Of all the lousy forms of pseudoscience, argument by assertion, and plain old prejudice used to justify discrimination against gay people, this has got to be the worst.
(Satinover is up to his neck in the "ex-gay" movement. He also wrote Cracking the Bible Code, which some might find relevant in assessing his scientific credibility:
)Tac, what do you think about the asylum law question?
Posted by: Katherine | March 31, 2005 at 03:57 PM
Oh no! If we allow gay marriage, our society will soon be in as poor shape as...as...as...the Netherlands! The horror.......the horror...

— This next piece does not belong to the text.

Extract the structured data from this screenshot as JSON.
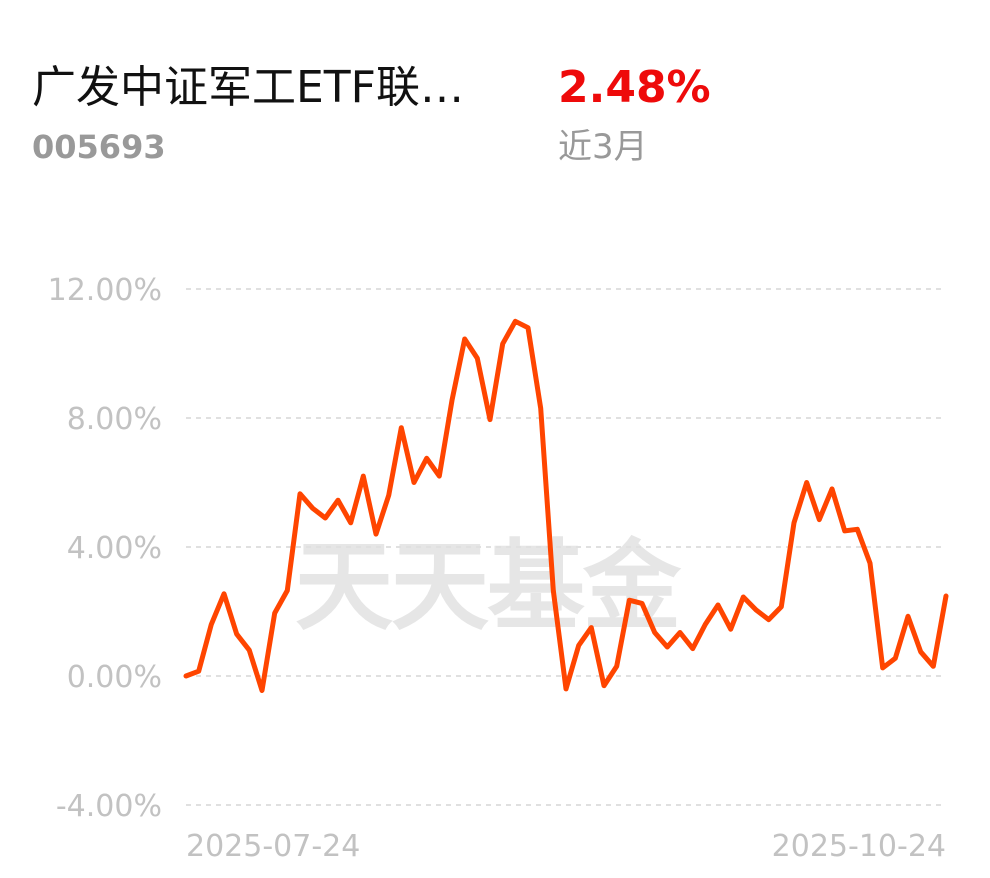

What a howl. I'm sticking around for this one because I figure pretty soon Fritz or someone is going to bust out singing, "Every sperm is sacred....".
Posted by: felixrayman | March 31, 2005 at 03:58 PM
homosexual men are significantly more likely—some researchers would say, much more likely—than heterosexual men to have been sexually abused or exploited as children and adolescents.
OK, any more nonsense like that and I'm cutting you off. This has left moonbat territory and entered tin-foil-hat land. Bring it down a notch Fitz.
Posted by: Edward | March 31, 2005 at 03:59 PM
Tac, what do you think about the asylum law question?
I haven't paid enough attention to it to have anything informed to say. I suppose as a rule of thumb, if sending someone back to X-istan is going to demonstrably result in his death or mutilation, we probably ought not do it.